Morte en 2009 après avoir subi d'innombrables sévices, le cas de la petite Marina Sabatier continue de faire polémique. Et pour cause, de nombreux signalements avaient été effectués avant sa mort. La CEDH demande à la France pourquoi ceux-ci n'ont pas été pris en compte avant le drame.

Bains glacés, coups répétés, nuits passées enfermée à la cave... Le calvaire de Marina Sabatier à été aussi terrible que sa mort. Retrouvée morte en août 2009 au Mans (Sarthe), dans une caisse remplie de béton, la petite fille a subi de nombreux sévices durant six longues années, avant de décéder des suites de cette maltraitance. Des années durant lesquelles des signalements ont été effectués.
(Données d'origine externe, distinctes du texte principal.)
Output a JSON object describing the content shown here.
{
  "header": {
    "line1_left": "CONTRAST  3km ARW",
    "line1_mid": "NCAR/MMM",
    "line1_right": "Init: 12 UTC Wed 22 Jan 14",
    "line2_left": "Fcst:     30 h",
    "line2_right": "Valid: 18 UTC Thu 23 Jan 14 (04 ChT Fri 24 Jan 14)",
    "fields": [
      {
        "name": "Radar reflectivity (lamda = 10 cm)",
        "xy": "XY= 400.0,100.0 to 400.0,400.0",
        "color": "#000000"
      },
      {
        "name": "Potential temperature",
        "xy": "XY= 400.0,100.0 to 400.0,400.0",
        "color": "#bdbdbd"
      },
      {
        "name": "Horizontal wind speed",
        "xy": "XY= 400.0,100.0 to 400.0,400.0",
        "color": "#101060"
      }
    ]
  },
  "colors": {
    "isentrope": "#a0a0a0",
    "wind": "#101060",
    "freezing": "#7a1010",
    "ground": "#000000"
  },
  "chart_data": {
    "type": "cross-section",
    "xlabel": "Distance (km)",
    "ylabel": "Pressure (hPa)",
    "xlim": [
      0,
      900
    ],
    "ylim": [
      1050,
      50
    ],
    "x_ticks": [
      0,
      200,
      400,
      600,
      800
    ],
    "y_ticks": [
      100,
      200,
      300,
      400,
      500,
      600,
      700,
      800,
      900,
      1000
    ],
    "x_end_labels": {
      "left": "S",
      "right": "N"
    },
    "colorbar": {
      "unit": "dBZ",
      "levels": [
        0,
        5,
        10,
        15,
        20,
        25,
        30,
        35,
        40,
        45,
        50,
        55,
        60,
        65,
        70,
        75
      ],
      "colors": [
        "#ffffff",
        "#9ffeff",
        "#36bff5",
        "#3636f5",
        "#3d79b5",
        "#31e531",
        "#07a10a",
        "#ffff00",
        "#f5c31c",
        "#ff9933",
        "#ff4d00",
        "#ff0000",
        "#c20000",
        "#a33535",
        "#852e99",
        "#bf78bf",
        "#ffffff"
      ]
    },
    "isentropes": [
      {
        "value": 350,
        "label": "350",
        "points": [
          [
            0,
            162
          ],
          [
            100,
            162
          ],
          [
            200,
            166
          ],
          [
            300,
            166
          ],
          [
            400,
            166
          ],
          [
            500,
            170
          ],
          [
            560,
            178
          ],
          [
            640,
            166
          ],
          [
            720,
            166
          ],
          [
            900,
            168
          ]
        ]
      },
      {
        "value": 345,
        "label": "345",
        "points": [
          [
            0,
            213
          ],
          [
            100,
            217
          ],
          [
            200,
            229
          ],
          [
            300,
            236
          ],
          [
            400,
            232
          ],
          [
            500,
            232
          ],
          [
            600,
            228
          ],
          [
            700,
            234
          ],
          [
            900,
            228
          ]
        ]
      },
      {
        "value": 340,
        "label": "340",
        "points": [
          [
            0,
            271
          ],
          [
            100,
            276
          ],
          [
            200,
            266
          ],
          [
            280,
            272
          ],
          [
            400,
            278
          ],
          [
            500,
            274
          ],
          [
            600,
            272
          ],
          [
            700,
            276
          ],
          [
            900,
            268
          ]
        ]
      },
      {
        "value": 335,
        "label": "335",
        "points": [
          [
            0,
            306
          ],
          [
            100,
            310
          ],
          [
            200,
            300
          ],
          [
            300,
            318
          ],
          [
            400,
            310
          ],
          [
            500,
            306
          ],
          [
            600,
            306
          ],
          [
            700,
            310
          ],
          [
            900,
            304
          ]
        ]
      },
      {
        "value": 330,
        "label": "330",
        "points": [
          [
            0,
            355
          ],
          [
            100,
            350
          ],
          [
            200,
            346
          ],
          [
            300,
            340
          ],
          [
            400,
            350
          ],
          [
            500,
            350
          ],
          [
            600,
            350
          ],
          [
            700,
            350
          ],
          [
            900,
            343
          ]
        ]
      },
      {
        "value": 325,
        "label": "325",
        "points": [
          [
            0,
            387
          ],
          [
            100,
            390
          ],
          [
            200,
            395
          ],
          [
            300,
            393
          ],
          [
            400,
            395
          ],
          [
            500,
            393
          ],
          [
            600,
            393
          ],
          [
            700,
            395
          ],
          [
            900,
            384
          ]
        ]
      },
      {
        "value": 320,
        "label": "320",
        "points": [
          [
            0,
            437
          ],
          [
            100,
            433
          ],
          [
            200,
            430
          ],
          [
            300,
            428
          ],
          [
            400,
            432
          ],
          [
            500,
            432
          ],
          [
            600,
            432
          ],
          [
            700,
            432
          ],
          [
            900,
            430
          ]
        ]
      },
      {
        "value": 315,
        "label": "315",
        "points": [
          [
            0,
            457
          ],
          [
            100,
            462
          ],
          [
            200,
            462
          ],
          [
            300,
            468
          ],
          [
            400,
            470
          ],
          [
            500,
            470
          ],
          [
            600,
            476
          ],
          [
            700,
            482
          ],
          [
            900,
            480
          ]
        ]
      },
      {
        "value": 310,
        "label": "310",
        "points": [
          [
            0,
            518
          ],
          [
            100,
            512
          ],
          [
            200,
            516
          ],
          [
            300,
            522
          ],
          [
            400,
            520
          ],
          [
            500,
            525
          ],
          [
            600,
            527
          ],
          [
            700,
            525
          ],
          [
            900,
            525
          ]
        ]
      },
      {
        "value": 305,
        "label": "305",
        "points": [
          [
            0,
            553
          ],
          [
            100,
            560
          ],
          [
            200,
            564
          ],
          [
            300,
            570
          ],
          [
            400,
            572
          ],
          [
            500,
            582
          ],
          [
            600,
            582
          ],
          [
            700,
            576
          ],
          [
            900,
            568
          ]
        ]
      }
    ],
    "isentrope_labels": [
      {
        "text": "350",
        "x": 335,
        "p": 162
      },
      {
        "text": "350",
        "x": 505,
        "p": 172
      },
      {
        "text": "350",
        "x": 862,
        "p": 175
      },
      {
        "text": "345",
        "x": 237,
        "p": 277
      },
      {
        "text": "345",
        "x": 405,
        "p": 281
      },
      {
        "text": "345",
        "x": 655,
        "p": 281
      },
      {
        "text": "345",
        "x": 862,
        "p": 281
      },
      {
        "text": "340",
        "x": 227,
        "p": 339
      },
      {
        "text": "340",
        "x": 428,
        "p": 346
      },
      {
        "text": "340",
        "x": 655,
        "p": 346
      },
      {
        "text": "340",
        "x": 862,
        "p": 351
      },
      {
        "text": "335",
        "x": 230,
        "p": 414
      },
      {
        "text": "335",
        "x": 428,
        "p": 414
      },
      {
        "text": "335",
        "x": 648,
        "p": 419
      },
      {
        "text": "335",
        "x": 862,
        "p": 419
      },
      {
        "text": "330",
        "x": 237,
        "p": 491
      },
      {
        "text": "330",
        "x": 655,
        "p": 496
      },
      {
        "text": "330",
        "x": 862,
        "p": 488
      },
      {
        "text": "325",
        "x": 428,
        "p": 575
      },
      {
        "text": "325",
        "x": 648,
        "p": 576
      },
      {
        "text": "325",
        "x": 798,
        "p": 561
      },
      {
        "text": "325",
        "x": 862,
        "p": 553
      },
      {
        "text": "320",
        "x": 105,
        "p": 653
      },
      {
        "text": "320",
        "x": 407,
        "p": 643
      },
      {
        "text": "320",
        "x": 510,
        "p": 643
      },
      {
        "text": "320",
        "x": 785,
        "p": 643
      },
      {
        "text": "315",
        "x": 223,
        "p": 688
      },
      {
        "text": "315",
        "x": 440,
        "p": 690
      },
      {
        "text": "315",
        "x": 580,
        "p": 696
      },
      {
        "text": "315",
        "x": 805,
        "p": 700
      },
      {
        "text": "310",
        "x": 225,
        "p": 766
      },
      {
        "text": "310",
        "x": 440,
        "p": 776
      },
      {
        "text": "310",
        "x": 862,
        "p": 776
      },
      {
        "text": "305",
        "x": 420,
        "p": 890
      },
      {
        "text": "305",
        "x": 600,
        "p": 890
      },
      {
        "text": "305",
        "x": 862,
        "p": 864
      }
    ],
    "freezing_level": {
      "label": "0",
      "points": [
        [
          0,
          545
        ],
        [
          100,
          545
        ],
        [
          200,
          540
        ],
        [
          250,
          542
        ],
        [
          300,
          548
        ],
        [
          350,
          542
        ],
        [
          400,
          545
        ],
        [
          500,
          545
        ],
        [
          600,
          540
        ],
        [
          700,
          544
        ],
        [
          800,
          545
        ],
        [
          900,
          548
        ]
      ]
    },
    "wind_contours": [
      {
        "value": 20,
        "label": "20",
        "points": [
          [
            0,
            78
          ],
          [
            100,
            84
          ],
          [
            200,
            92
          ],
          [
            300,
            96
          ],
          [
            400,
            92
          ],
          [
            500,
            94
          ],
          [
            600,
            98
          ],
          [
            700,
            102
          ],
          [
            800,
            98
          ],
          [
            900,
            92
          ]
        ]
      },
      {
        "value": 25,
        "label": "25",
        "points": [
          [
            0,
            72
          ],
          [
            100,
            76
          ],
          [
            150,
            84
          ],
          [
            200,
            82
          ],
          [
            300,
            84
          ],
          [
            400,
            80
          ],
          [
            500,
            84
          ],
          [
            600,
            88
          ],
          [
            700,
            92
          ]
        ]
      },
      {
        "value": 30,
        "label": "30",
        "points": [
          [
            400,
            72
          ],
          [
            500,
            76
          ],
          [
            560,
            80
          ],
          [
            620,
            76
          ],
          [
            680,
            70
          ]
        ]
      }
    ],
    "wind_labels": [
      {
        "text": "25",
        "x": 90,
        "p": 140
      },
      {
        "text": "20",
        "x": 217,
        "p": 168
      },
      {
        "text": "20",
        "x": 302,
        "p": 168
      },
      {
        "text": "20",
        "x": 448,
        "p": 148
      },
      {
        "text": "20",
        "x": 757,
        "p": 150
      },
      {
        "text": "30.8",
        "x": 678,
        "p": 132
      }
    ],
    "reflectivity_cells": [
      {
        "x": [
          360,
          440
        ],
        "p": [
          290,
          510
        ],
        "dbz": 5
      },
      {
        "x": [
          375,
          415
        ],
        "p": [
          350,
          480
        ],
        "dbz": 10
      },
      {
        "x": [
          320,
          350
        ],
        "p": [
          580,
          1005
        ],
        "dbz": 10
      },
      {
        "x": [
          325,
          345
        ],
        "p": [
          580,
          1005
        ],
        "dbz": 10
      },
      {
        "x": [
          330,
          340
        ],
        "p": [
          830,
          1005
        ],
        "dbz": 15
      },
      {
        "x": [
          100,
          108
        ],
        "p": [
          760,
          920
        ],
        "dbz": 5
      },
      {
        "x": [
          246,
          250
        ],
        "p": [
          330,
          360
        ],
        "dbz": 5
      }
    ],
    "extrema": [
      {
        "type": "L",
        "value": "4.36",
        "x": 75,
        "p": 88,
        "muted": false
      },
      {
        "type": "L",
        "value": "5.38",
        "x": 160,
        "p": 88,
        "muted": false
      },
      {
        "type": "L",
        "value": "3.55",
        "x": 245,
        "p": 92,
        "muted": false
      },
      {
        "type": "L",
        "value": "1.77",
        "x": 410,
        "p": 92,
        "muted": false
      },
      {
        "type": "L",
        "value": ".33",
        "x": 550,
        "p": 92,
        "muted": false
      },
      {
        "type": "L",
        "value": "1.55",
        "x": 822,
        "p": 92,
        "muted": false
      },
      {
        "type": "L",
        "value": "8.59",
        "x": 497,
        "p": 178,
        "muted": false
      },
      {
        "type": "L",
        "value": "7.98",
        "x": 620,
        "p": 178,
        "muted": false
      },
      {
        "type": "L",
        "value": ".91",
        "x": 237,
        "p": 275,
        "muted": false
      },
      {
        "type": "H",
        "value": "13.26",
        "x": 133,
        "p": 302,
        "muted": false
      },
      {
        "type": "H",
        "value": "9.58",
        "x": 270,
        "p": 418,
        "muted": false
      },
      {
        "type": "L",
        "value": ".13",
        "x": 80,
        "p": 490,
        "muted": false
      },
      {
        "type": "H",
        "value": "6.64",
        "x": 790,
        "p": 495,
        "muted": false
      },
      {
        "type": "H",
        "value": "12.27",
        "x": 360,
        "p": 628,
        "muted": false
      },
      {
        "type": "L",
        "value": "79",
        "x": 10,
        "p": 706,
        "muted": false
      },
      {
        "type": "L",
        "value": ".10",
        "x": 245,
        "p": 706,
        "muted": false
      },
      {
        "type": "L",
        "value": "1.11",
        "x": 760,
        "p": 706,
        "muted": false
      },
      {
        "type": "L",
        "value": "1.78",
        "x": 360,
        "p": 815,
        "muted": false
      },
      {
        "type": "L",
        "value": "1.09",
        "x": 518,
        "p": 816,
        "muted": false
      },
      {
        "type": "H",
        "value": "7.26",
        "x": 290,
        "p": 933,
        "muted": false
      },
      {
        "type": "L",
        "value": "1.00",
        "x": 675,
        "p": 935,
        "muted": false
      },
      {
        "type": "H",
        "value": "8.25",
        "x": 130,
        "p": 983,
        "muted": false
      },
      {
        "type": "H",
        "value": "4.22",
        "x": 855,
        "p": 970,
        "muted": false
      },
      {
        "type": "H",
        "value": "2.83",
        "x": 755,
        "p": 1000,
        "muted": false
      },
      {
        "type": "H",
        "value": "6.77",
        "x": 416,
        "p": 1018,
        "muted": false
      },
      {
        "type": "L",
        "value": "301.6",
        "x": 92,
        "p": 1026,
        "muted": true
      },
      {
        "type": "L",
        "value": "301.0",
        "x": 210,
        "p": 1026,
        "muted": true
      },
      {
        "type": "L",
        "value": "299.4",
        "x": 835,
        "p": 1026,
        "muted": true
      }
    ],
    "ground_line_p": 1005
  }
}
La Cour européenne des droits de l'homme (CEDH) exige aujourd'hui de la France qu'elle reconnaisse ses torts et fasse toute la lumière sur ces importants dysfonctionnements qui ont conduit, indirectement, à la mort de la fillette sans qu'aucun service de l'État n'intervienne à temps.

Le 27 septembre dernier, la CEDH a ainsi envoyé une requête officielle à l'État français afin de savoir s'il a bien « respecté son obligation de protéger Marina contre les agissements de ses parents ». Des parents qui en 2012 ont été condamnés à 30 ans de réclusion criminelle.

"C’est rare que ce genre de requête passe le filtre de la CEDH. L’état va désormais devoir expliquer pourquoi la justice n’a pas mieux pris en compte les signalements de maltraitances effectués à l’époque", se réjouit Rodolphe Costantino, l’avocat de l’association Enfance et partage, à l'origine de cette procédure initiée en 2015. 

"Le 26 septembre, le procureur est également destinataire d’un courrier du Conseil général lui indiquant que la famille déménage pour la troisième fois en un an. Le procureur aurait donc dû avoir un doute. Mais, non, il a décidé de classer l’enquête sans suites le 6 octobre", explique Me Costantino au sujet de ce signalement pourtant alarmant, qui était intervenu à la suite d'autres signalements tout aussi inquiétants.

La CEDH se demande donc, aujourd’hui, si Marina n’aurait pas pu être sauvée d'une mort certaine sans ce « dysfonctionnement de la justice ». Durant leur procès, les parents de la fillette avaient reconnu avoir déménagé cinq fois en deux ans dans l'unique but d'échapper aux services sociaux. Ils avaient également exigé de leur enfant de 8 ans qu'elle mente aux gendarmes qui l'avaient interrogé sur l'origine de ses nombreuses blessures lors d'une audition d'une trentaine de minutes.